RASC News Agency: The two-day nationwide shutdown of internet and telecommunications in Afghanistan triggered a wave of alarm, frustration, and condemnation both inside the country and internationally. For millions of Afghanistanis, the blackout was not merely an inconvenience but one of the most suffocating experiences of their lives an orchestrated attempt by the Taliban to sever the last fragile bridge between a besieged society and the outside world.
Residents across multiple provinces, once reconnected, took to social media to describe the 48-hour blackout as a period marked by despair, psychological pressure, and absolute isolation. Many likened it to being trapped in a “silent prison,” abandoned by those in power who fear the light of information more than the collapse of infrastructure.
In Kandahar, a merchant posted on his X account that the blackout paralyzed markets and brought daily life to a standstill. “Our economy is so dependent on digital networks that even a brief disruption inflicts immense damage,” he wrote, underscoring how deeply Afghanistan’s fragile economy relies on connectivity a reality the Taliban appears determined to weaponize.
Others voiced darker concerns, recalling previous Taliban-imposed restrictions on education for girls, the closure of beauty salons, and severe social limitations. They feared that this time, too, the internet—already heavily monitored might vanish permanently. A young woman from Badakhshan, pursuing online education, lamented on Facebook: “For 48 hours we lived with a lump in our throats. It felt as though our last window of hope had been sealed shut.”
International condemnation swiftly followed. Richard Bennett, the United Nations Special Rapporteur on human rights in Afghanistan, denounced the blackout in a post on X: “Cutting off the internet disrupts lives, violates rights, and destroys access to information. Such measures must never be repeated.” His words echoed the growing recognition that Taliban rule has pushed Afghanistan into one of the darkest eras of censorship and enforced silence in modern history.

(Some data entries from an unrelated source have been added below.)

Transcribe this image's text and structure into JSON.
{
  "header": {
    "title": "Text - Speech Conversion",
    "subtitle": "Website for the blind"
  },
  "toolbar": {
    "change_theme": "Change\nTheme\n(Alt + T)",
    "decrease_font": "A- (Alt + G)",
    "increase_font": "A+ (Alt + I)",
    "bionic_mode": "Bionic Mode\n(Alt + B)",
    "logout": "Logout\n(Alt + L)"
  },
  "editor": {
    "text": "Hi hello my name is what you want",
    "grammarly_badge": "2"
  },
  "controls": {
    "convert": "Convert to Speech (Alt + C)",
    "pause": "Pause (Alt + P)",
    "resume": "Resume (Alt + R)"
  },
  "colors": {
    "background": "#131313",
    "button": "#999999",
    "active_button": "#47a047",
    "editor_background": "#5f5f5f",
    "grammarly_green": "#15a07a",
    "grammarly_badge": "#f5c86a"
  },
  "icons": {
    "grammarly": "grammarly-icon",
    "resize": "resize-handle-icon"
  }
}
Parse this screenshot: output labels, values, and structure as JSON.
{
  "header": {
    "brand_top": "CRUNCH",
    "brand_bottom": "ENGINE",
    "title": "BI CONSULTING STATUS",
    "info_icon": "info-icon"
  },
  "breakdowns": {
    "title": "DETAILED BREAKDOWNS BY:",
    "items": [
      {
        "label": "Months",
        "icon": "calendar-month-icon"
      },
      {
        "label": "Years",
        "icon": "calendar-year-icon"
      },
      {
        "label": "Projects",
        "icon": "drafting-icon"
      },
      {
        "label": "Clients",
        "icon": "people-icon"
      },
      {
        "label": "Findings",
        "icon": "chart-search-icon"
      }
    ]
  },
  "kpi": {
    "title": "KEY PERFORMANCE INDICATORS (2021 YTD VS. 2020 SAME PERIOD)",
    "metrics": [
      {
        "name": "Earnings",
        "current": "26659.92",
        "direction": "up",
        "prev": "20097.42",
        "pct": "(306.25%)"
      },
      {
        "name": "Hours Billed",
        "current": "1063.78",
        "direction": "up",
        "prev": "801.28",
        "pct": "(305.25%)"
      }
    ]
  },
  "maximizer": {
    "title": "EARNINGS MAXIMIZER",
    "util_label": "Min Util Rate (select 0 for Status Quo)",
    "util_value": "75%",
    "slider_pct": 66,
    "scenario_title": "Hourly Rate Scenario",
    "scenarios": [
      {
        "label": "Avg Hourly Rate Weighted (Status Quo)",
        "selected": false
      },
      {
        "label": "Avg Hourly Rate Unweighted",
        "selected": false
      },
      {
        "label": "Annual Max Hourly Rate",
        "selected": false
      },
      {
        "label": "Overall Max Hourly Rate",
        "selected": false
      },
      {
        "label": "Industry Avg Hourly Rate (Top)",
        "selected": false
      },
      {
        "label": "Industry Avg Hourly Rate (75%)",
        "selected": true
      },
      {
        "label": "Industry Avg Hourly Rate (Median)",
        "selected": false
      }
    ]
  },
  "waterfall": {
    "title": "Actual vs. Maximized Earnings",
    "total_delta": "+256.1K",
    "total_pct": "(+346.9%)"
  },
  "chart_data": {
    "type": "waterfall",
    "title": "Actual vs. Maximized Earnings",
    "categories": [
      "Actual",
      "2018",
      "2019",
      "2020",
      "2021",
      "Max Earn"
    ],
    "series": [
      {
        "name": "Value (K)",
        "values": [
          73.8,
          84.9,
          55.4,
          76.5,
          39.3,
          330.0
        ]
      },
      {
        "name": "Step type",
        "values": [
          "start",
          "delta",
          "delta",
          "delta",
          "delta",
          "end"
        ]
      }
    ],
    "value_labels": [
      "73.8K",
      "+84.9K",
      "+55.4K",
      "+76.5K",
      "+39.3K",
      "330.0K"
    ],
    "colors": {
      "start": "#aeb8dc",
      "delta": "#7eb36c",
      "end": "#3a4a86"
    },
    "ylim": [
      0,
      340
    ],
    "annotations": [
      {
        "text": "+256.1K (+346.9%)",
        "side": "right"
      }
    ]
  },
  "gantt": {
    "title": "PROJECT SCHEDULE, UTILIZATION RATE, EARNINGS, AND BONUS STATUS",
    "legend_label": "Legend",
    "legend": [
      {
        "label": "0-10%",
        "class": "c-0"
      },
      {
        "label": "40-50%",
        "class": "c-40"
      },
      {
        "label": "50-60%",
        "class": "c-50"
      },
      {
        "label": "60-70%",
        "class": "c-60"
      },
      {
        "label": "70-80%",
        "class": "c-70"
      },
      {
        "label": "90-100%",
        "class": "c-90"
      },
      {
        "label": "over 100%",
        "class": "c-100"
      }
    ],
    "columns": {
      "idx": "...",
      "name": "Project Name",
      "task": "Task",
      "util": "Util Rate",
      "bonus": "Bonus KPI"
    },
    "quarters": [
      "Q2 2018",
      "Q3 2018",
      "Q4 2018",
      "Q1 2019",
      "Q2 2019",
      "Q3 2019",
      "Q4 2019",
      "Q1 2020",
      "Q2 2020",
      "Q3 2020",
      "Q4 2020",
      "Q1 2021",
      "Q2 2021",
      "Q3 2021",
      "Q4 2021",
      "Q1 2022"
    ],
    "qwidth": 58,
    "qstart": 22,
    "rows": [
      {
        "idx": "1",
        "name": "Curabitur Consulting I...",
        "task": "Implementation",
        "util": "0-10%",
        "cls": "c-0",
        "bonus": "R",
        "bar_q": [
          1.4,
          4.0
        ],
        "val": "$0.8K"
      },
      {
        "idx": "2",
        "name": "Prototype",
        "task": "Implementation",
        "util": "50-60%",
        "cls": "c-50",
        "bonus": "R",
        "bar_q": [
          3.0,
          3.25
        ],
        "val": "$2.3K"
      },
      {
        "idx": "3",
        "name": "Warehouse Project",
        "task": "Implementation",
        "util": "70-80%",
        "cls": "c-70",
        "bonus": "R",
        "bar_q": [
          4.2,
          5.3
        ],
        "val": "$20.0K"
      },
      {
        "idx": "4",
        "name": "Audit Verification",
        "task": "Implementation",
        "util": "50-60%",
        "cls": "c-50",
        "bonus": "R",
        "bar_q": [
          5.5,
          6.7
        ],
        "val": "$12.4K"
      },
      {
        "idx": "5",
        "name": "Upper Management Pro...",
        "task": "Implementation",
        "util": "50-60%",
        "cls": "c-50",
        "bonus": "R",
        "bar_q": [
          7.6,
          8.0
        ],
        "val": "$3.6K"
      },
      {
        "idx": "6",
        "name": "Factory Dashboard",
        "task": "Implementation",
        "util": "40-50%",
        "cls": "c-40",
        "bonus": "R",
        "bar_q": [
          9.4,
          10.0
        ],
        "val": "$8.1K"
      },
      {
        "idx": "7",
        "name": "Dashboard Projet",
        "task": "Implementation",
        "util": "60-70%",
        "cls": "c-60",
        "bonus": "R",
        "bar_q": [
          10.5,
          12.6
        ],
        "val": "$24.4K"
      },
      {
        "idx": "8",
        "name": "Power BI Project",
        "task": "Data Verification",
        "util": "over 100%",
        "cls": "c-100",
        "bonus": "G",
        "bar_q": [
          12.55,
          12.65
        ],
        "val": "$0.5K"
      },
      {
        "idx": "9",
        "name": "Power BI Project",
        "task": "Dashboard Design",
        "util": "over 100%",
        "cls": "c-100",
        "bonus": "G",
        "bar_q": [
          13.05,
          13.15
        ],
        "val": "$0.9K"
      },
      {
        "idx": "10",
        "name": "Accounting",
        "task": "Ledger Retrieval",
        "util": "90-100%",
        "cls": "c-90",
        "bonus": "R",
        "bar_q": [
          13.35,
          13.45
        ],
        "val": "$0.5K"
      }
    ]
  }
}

The disruption, which began Monday evening, September 29, and lasted until Wednesday evening, October 1, did not merely isolate families from one another and from the world. It halted banking operations, grounded flights, disrupted trade, paralyzed currency exchanges, and shuttered online businesses. In a country already strangled by economic collapse, the Taliban’s calculated decision turned daily survival into an even harsher ordeal.
Notably, the Taliban offered no explanation. Sources close to the regime reported that the blackout was ordered directly by Hibatullah Akhundzada, the reclusive Taliban supreme leader, under the pretext of curbing “immorality.” The claim underscores the regime’s ongoing use of religion as a cloak to legitimize authoritarian control while eroding basic rights and freedoms.
For ordinary Afghanistanis, the message was clear: the Taliban is prepared to plunge an entire nation into silence whenever it suits their paranoid obsession with control. Citizens, now more than ever, recognize that stable internet access is not a luxury but a lifeline one that links them to education, livelihoods, information, and the broader world.
As one Kabul resident bitterly remarked: “Every time they cut our connections, they cut our voices. They want Afghanistan to be nothing more than a silent prison.”